This month, the Department of Homeland Security (DHS) issued a final rule which will allow international students in certain science, technology, engineering or mathematics (STEM) fields to maximize their educational experience in the United States. The rule accomplishes this by preserving an extension of the period of time during which they may take part in post-graduate Optional Practical Training (OPT). This rule also allows some students to maintain their status and some to continue their training when they are beneficiaries of an H-1B petition (i.e., preserves the “cap-gap” solution).

A federal district court vacated a similar 2008 rule in Washtech (Washington Alliance of Technology Workers v. DHS), prompting the need for this new rule. The court had delayed the order’s effect until May 10, 2016, which is the effective date of the new rule. An immediate end to the 2008 rule would have had an enormous impact since more than 34,000 students with STEM OPT extensions were in the U.S. as of September 16, 2015.

The Washtech lawsuit—which challenged DHS’s authority to allow international students to remain in the United States for OPT—has now had the unintended consequence of forcing DHS, through the new rulemaking, to make a much more compelling case for on-the-job training.
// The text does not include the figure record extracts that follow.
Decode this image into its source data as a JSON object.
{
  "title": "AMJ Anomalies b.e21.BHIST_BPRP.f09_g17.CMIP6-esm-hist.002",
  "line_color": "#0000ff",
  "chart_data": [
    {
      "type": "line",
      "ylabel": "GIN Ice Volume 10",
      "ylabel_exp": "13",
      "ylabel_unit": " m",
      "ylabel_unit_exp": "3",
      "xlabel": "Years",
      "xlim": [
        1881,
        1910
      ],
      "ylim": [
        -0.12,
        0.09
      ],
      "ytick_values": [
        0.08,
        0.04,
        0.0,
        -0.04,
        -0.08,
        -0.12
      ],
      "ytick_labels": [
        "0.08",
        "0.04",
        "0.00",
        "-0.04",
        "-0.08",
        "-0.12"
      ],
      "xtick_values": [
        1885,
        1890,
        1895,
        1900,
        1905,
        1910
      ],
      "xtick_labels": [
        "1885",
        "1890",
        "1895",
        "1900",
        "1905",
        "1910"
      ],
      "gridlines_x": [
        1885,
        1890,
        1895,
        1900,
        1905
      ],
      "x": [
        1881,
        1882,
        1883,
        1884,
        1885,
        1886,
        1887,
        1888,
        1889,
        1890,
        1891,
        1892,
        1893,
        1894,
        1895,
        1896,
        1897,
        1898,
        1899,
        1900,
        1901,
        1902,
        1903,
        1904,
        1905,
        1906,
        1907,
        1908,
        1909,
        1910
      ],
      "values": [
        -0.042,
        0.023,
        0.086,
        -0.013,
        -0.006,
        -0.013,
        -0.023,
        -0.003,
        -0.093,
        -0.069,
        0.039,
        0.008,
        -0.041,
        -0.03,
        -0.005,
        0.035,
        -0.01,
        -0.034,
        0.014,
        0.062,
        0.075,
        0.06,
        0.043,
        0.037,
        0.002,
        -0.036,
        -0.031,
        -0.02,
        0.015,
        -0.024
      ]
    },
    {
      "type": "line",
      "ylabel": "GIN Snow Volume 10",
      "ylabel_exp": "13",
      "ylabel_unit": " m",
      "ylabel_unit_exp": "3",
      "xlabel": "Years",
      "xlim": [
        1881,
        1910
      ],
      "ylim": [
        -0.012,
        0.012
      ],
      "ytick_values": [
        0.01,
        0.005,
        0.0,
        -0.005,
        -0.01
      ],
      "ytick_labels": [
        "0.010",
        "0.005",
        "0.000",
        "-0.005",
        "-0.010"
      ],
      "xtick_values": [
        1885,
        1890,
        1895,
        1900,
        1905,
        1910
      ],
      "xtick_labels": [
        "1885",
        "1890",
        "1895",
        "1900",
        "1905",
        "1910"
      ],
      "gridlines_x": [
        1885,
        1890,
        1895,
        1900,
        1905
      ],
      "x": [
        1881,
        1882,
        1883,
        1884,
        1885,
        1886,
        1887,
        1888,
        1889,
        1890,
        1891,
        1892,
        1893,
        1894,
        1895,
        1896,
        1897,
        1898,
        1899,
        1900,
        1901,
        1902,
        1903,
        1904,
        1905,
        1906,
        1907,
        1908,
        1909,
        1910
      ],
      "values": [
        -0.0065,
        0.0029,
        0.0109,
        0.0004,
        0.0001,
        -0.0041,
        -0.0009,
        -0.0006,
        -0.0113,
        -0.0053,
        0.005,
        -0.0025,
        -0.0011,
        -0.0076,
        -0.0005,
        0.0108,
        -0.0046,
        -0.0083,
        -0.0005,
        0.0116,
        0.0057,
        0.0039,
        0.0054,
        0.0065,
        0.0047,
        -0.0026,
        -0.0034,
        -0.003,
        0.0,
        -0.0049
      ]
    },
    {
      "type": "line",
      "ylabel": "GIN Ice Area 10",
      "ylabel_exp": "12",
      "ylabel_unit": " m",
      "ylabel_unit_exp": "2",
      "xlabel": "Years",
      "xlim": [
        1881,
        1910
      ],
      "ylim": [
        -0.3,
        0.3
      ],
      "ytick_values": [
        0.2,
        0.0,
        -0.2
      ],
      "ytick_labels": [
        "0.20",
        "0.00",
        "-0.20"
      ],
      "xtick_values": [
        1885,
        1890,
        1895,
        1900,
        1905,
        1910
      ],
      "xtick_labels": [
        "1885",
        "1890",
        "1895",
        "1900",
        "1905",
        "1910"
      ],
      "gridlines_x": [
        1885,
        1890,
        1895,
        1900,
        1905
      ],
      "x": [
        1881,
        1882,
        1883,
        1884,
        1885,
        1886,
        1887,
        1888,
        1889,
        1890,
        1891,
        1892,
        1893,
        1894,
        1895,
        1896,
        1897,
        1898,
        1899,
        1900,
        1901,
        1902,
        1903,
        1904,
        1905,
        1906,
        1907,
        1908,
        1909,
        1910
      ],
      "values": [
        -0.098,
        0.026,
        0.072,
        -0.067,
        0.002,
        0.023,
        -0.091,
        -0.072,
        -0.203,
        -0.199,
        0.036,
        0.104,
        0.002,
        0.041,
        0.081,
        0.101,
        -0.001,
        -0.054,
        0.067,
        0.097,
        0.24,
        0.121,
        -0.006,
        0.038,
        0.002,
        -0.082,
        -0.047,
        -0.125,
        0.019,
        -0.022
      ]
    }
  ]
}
With this new rule, DHS also has provided better tools for making the training an educational experience.

Back in 2008, when DHS first issued the rule allowing certain international students to train post-graduation for 29 months instead of just 12 months, DHS said that the extension was necessary because U.S. employers in the high tech sector would suffer a worker shortage without the extension. According to DHS, there were not enough H-1B visa numbers for all of the STEM-field graduates whose OPT was ending, and they would have to leave the United States if they no longer had work authorization.

Today, DHS candidly acknowledges, citing a National Science Foundation study, that “there is no straightforward answer on whether the United States has a surplus or shortage of STEM workers.” But the new rule “neither asserts nor relies on a quantified, direct relationship between job creation and the STEM OPT extension.” Instead, DHS is focused on giving students the chance to apply the theoretical principles they’ve learned—the “ability to achieve the objectives of their course of study”—through on-the-job training.

Of apparently equal importance to DHS is the ability of U.S. colleges and universities to remain “globally competitive” in attracting and retaining international students in STEM fields, since several countries, including Canada and Australia, offer post-graduate OPT. DHS also identifies a benefit to U.S. employers by increasing their opportunity to rely on “skilled U.S.-educated STEM OPT students” and benefits to the U.S. economy as a whole from the “increased retention” of these students in the United States, which enhances U.S. competitiveness through “increased research, innovation and other forms of productivity.”

On balance, the new rule is a positive response by the agency to Homeland Security Secretary Johnson’s direction in the November 20, 2014 memo “Policies Supporting U.S. High-Skilled Businesses and Workers” to “better ensure” that the training furthers the course of study; to expand eligibility and timeframe; and to “safeguard” the interests of U.S. workers in the STEM fields. As before, the employer must participate in the E-Verify program, a U.S. government internet-based system for verifying employment eligibility, and the field of study must be on a list compiled by Immigration and Customs Enforcement (ICE) and available on ICE’s website. While there are many changes between the 2008 rule and the new rule, the most significant include:

  • The school that granted the degree must be accredited by an organization included in a U.S. Department of Education database.
  • A 24-month extension, instead of the current 17 months and the option of a second 24-month extension after completing a higher level degree and meeting certain requirements.
  • The 24-month extension may be based on a degree completed within the past 10 years at a U.S. campus of a school which is accredited at the time the extension application is filed and the training is directly related to the STEM field.
  • Additional fields included in the list of STEM degrees acceptable for extension.
  • Training Plan now required as a prerequisite to the school official’s recommendation of the OPT extension. The training program imposes obligations on employers, including attestations, intended to protect the terms and conditions of employment for U.S. workers.

The new rule presents hurdles for students who are entrepreneurs because they cannot participate in a self-employment situation. The training program must be signed on the employer’s behalf by someone other than the student, and there must be an employer-employee relationship. This resembles DHS’s approach to entrepreneurs since 2008 in the H-1B category. The employer-employee requirement also forecloses volunteer positions. And, although DHS maintains that even “start-ups” can participate, the training program requirements may be difficult for smaller employers to meet.

The new rule is mostly a “win-win.” International students who qualify for the STEM OPT extension will have a greater opportunity for experiential learning, U.S. colleges and universities and U.S. employers can remain competitive in a global economy, and U.S. workers receive protections to ensure that training remains educational.